Leveraging diverse liquid-liquid phase separation patterns to predict the prognosis and immunotherapy of pediatric acute myeloid leukemia.

BACKGROUND

Despite improvements in 5-year survival rates for pediatric acute myeloid leukemia (P-AML) over recent decades, the relapse rate remains high. This challenge is compounded by the absence of reliable prognostic biomarkers, which limits the effectiveness of predictive, preventive, and personalized approaches in P-AML management. Emerging evidence has indicated that the aberrant liquid-liquid phase separation (LLPS) can alter the spatiotemporal coordination of biomolecular condensates, thereby contributing to tumorigenesis and progression. However, the role of LLPS in P-AML remains unclear.

MATERIALS AND METHODS

A comprehensive multi-omics analysis of LLPS-related genes in P-AML was conducted using both bulk RNA sequencing and single-cell RNA sequencing data.
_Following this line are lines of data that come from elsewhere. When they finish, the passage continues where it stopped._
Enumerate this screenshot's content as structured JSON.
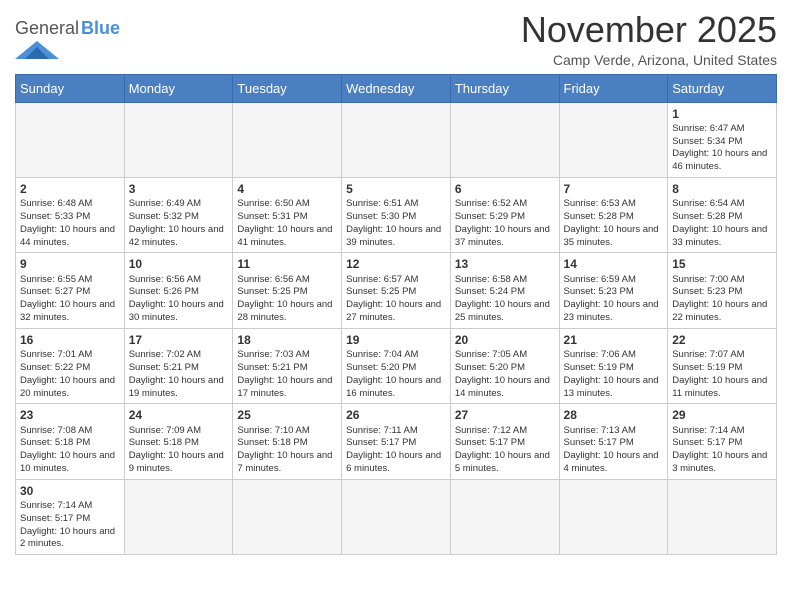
{
  "header": {
    "logo_general": "General",
    "logo_blue": "Blue",
    "month_title": "November 2025",
    "location": "Camp Verde, Arizona, United States"
  },
  "weekdays": [
    "Sunday",
    "Monday",
    "Tuesday",
    "Wednesday",
    "Thursday",
    "Friday",
    "Saturday"
  ],
  "weeks": [
    [
      {
        "day": "",
        "info": ""
      },
      {
        "day": "",
        "info": ""
      },
      {
        "day": "",
        "info": ""
      },
      {
        "day": "",
        "info": ""
      },
      {
        "day": "",
        "info": ""
      },
      {
        "day": "",
        "info": ""
      },
      {
        "day": "1",
        "info": "Sunrise: 6:47 AM\nSunset: 5:34 PM\nDaylight: 10 hours and 46 minutes."
      }
    ],
    [
      {
        "day": "2",
        "info": "Sunrise: 6:48 AM\nSunset: 5:33 PM\nDaylight: 10 hours and 44 minutes."
      },
      {
        "day": "3",
        "info": "Sunrise: 6:49 AM\nSunset: 5:32 PM\nDaylight: 10 hours and 42 minutes."
      },
      {
        "day": "4",
        "info": "Sunrise: 6:50 AM\nSunset: 5:31 PM\nDaylight: 10 hours and 41 minutes."
      },
      {
        "day": "5",
        "info": "Sunrise: 6:51 AM\nSunset: 5:30 PM\nDaylight: 10 hours and 39 minutes."
      },
      {
        "day": "6",
        "info": "Sunrise: 6:52 AM\nSunset: 5:29 PM\nDaylight: 10 hours and 37 minutes."
      },
      {
        "day": "7",
        "info": "Sunrise: 6:53 AM\nSunset: 5:28 PM\nDaylight: 10 hours and 35 minutes."
      },
      {
        "day": "8",
        "info": "Sunrise: 6:54 AM\nSunset: 5:28 PM\nDaylight: 10 hours and 33 minutes."
      }
    ],
    [
      {
        "day": "9",
        "info": "Sunrise: 6:55 AM\nSunset: 5:27 PM\nDaylight: 10 hours and 32 minutes."
      },
      {
        "day": "10",
        "info": "Sunrise: 6:56 AM\nSunset: 5:26 PM\nDaylight: 10 hours and 30 minutes."
      },
      {
        "day": "11",
        "info": "Sunrise: 6:56 AM\nSunset: 5:25 PM\nDaylight: 10 hours and 28 minutes."
      },
      {
        "day": "12",
        "info": "Sunrise: 6:57 AM\nSunset: 5:25 PM\nDaylight: 10 hours and 27 minutes."
      },
      {
        "day": "13",
        "info": "Sunrise: 6:58 AM\nSunset: 5:24 PM\nDaylight: 10 hours and 25 minutes."
      },
      {
        "day": "14",
        "info": "Sunrise: 6:59 AM\nSunset: 5:23 PM\nDaylight: 10 hours and 23 minutes."
      },
      {
        "day": "15",
        "info": "Sunrise: 7:00 AM\nSunset: 5:23 PM\nDaylight: 10 hours and 22 minutes."
      }
    ],
    [
      {
        "day": "16",
        "info": "Sunrise: 7:01 AM\nSunset: 5:22 PM\nDaylight: 10 hours and 20 minutes."
      },
      {
        "day": "17",
        "info": "Sunrise: 7:02 AM\nSunset: 5:21 PM\nDaylight: 10 hours and 19 minutes."
      },
      {
        "day": "18",
        "info": "Sunrise: 7:03 AM\nSunset: 5:21 PM\nDaylight: 10 hours and 17 minutes."
      },
      {
        "day": "19",
        "info": "Sunrise: 7:04 AM\nSunset: 5:20 PM\nDaylight: 10 hours and 16 minutes."
      },
      {
        "day": "20",
        "info": "Sunrise: 7:05 AM\nSunset: 5:20 PM\nDaylight: 10 hours and 14 minutes."
      },
      {
        "day": "21",
        "info": "Sunrise: 7:06 AM\nSunset: 5:19 PM\nDaylight: 10 hours and 13 minutes."
      },
      {
        "day": "22",
        "info": "Sunrise: 7:07 AM\nSunset: 5:19 PM\nDaylight: 10 hours and 11 minutes."
      }
    ],
    [
      {
        "day": "23",
        "info": "Sunrise: 7:08 AM\nSunset: 5:18 PM\nDaylight: 10 hours and 10 minutes."
      },
      {
        "day": "24",
        "info": "Sunrise: 7:09 AM\nSunset: 5:18 PM\nDaylight: 10 hours and 9 minutes."
      },
      {
        "day": "25",
        "info": "Sunrise: 7:10 AM\nSunset: 5:18 PM\nDaylight: 10 hours and 7 minutes."
      },
      {
        "day": "26",
        "info": "Sunrise: 7:11 AM\nSunset: 5:17 PM\nDaylight: 10 hours and 6 minutes."
      },
      {
        "day": "27",
        "info": "Sunrise: 7:12 AM\nSunset: 5:17 PM\nDaylight: 10 hours and 5 minutes."
      },
      {
        "day": "28",
        "info": "Sunrise: 7:13 AM\nSunset: 5:17 PM\nDaylight: 10 hours and 4 minutes."
      },
      {
        "day": "29",
        "info": "Sunrise: 7:14 AM\nSunset: 5:17 PM\nDaylight: 10 hours and 3 minutes."
      }
    ],
    [
      {
        "day": "30",
        "info": "Sunrise: 7:14 AM\nSunset: 5:17 PM\nDaylight: 10 hours and 2 minutes."
      },
      {
        "day": "",
        "info": ""
      },
      {
        "day": "",
        "info": ""
      },
      {
        "day": "",
        "info": ""
      },
      {
        "day": "",
        "info": ""
      },
      {
        "day": "",
        "info": ""
      },
      {
        "day": "",
        "info": ""
      }
    ]
  ]
}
Based on LLPS gene expression profiles, a prognostic risk model was developed through Kaplan-Meier survival analysis, least absolute shrinkage and selection operator (LASSO) regression, stepAIC, and Cox regression analyses. This model aims to predict patient prognosis, immune cell infiltration patterns, responses to immunotherapy, and sensitivity to targeted therapies in P-AML. Additionally, a nomogram integrating the risk model with clinical characteristics was constructed to enhance clinical applicability.

RESULTS

The LLPS-related risk model was developed as an independent prognostic indicator in the TARGET-AML cohort and validated in the external cohorts. Results demonstrated that patients in the low-risk group had significantly better overall survival than those in the high-risk group. In addition, a nomogram was constructed to enhance the clinical applicability of the risk model. Integrated analysis of bulk and single-cell transcriptome data revealed that the LLPS-related signature correlated with cancer hallmarks, immune checkpoint genes, and key components of the tumor microenvironment. Distinct drug sensitivities were observed between risk groups, with P-AML patients exhibiting varied responses to Docetaxel, Paclitaxel, and Sunitinib.

CONCLUSION

In summary, we developed a robust and effective risk model for predicting prognosis, tumor microenvironment characteristics, and responses to immunotherapy and targeted therapies in P-AML. This model offers valuable insights for advancing personalized and precision medicine approaches in P-AML treatment strategies.